Berdasarkan   uraian   diatas,  bisa   dikatakan   bahwa   internet   bukanlah pengganti sistim pengajaran.  Kehadiran internet lebih bersifat suprementer dan pelengkap.  Metode konvensional tetap diperlukan,  hanya saja bisa dimodifikasi kebentuk   lain.  Metode  talk   and   chalk  mengalami   modifikasi   menjadi  online conference.  Metode   nyantri   dan   usrah   mengalami   modifikasi   menjadi   diskusi melalui mailling list.
b.  Web Portal Belajar dan Distance Learning
Tahap awal pemanfaatan internet dalam pengajaran berbentuk model Web Portal Belajar. Model ini menggunakan internet sebagai penunjang peningkatan kegiatan belajar mengajar dikelas. Jadi,  peningkatan kualitas pengajaran masih sangat mengutamakan tatap muka dikelas. Model  Web Portal Belajar  menjadikan internet sebagai penyedia sumber belajar yang bisa diakses secara online. Internet juga menjadi sarana bagi peserta didik untuk meningkatkan komunikasi,  baik sesama peserta didik, peserta didik dengan pengajar, atau peserta didik dengan kelompok   lain   diluar   institusi   sekolah.  Model   ini   meningkatkatkan   kualitas pengajaran yang diberikan diruang kelas karena terdapat pengayaan materi, baik yang berasal dari kegiatan tatap muka dikelas maupun yang ada di internet. Apabila pihak institusi pengajaran telah mampu menerapkan model  Web Portal Belajar  maka institusi bisa mengembangkan ke tahap selanjutnya yang disebut pembelajaran jarak jauh / distance learning, pengajar dan peserta didik terpisah oleh waktu dan ruang.Walau demikian, diskusi masih bisa dilaksanakan, baik   secara   sinkron   maupun   asinkron.  Seluruh   kegiatan   pengajaran   dilakukan melalui internet sehingga kegiatan  tatap muka secara fisik tidak diperlukan. Dalam distance learning,  internet bukan hanya berperan sebagai pendukung kegiatan pengajaran,melainkan juga faktor utama yang menentukan jalannya pengajaran. Bagaimana tidak ?  Tanpa koneksi internet maka pengajaran tidak akan dapat berjalan.
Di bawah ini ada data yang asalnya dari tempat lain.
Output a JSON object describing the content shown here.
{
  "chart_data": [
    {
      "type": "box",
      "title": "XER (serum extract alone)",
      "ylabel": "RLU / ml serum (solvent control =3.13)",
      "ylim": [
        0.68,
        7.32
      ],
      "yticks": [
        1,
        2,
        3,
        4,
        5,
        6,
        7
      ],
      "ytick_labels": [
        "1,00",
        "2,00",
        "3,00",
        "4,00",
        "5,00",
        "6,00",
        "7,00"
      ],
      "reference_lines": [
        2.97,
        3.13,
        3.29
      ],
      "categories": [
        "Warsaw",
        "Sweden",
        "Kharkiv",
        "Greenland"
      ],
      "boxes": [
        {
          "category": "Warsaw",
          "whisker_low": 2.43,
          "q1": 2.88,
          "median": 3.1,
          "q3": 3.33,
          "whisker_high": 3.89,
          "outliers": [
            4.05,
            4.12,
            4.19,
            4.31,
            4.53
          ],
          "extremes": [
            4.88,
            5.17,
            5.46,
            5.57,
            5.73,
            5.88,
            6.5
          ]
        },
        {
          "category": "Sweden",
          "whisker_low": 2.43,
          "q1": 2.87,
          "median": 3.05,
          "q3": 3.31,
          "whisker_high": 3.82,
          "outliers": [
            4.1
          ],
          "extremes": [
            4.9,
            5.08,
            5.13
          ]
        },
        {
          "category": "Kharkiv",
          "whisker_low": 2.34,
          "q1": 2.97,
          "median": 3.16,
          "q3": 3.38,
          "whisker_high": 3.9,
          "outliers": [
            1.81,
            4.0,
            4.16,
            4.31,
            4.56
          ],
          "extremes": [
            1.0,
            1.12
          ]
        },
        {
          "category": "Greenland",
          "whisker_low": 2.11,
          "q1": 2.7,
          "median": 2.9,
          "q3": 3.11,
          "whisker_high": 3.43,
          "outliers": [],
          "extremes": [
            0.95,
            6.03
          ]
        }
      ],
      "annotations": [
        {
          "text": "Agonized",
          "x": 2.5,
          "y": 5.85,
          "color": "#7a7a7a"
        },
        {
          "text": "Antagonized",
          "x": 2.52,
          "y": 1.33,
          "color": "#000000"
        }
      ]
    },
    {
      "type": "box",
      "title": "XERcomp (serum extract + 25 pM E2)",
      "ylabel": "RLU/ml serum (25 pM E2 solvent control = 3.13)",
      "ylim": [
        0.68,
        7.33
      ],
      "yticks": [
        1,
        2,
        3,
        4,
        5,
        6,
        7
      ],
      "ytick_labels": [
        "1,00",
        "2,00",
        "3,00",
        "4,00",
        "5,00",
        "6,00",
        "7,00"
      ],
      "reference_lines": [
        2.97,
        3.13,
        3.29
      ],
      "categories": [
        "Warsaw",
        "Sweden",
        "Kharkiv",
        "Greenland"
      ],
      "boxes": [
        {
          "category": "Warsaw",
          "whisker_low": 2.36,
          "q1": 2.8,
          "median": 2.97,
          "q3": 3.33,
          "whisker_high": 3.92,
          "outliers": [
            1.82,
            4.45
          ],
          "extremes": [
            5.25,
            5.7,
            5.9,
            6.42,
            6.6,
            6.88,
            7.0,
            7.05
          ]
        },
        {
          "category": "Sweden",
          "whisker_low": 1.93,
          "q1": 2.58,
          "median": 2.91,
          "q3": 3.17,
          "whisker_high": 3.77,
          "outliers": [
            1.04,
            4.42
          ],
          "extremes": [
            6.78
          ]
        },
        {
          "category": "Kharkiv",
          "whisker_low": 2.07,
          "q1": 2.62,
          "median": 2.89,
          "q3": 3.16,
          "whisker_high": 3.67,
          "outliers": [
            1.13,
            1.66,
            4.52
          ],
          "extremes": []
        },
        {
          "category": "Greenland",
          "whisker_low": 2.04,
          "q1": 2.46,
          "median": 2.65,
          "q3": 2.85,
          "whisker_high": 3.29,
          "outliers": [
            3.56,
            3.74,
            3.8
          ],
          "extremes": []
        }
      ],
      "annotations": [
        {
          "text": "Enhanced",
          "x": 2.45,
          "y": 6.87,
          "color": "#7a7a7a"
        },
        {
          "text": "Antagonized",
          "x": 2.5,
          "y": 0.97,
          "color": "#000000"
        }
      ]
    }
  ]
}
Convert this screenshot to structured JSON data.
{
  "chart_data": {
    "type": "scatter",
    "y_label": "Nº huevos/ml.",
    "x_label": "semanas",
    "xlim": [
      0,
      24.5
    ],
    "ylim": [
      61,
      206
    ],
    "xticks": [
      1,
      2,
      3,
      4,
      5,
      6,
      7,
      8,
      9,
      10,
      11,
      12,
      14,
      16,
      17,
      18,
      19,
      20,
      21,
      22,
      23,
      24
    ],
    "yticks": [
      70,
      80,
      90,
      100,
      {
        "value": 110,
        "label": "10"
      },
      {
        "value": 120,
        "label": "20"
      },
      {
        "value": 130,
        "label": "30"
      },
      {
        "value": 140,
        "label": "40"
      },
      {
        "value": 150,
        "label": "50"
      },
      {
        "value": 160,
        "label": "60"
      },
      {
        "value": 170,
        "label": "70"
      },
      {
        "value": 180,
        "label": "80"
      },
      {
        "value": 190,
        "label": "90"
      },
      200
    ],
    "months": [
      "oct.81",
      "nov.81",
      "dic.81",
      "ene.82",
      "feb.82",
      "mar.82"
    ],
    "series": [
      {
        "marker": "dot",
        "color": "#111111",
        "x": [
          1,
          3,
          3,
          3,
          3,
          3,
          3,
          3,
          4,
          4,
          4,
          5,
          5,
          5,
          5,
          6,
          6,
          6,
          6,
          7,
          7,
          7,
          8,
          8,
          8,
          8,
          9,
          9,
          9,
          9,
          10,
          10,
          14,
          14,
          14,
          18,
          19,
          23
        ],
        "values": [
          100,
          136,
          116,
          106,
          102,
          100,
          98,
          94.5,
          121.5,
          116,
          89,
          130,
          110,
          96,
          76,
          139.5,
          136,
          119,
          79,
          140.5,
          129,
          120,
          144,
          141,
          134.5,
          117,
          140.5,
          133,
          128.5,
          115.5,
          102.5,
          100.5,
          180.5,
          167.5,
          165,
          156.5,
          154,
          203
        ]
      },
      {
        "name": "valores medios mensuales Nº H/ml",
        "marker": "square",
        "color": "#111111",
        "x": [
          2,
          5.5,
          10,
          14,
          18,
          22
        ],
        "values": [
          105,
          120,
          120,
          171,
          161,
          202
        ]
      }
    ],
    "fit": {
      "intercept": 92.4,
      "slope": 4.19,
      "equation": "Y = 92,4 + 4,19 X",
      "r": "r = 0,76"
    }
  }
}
c.  Aplikasi Internet untuk eLearning
Internet menyediakan banyak kemudahan bagi dunia pengajaran. Sebenarnya, suatu institusi yang akan mengadakan pengajaran  online tidak perlu susah-susah membangun perangkat lunak untuk e-learning yang dibutuhkannya. Telah tersedia berbagai pilihan aplikasi yang bisa dimanfaatkan demi memperlancar jalannya proses pengajaran. Pilihan aplikasi yang tersedia sangat beragam, mulai yang gratis (di bawah open source project) hingga komersial (dibawah vendor tertentu). Ketika memutuskan utuk menerapkan distance learning, yang harus dilakukan pertama   kali   adalah   memahami   model   CAL+CAT   (Computer   Assisted Learning+Computer   Assisted   Teaching)   yang   akan   diterapkan.   Beberapa   model CAL+CAT, diantaranya adalah :
1.    Learning Management System (LMS)
LMS merupakan kendaraan utama dalam proses pengajaran dan pembelajaran.  Kumpulan perangkat lunak yang ada didesain untuk pengaturan pada tingkat individu, ruang kuliah, dan institusi. Karakter utama LMS adalah pengguna yang merupakan pengajar dan peserta didik, dan keduanya  harus terkoneksi dengan internet untuk menggunakan aplikasi ini.
2.  Computer Based Training (CBT) / Course Authoting Package (CAP). CBT adalah perangkat lunak online untuk proses pembelajaran secara local pada masing-masing computer peserta didik. Perangkat lunak ini juga bisa diterapkan secara online. Kebanyakan pengguna menggunakannya secara offline karena faktor bandwith  yang dibutuhkan CBT untuk memproses  large video. CAP adalah perangkat lunak untuk mengembangkan lunak CBT.
3.  Virtual   Laboratory
ViLAB  adalah   lingkungan   dimana   peserta   didik   dapat memperoleh   pengalaman  praktis   secara   maya/virtual  .  ViLAB  umumnya dipasang secara offline pada masing-masing komputer peserta didik, namun sat ini sudah banyak aplikasi online.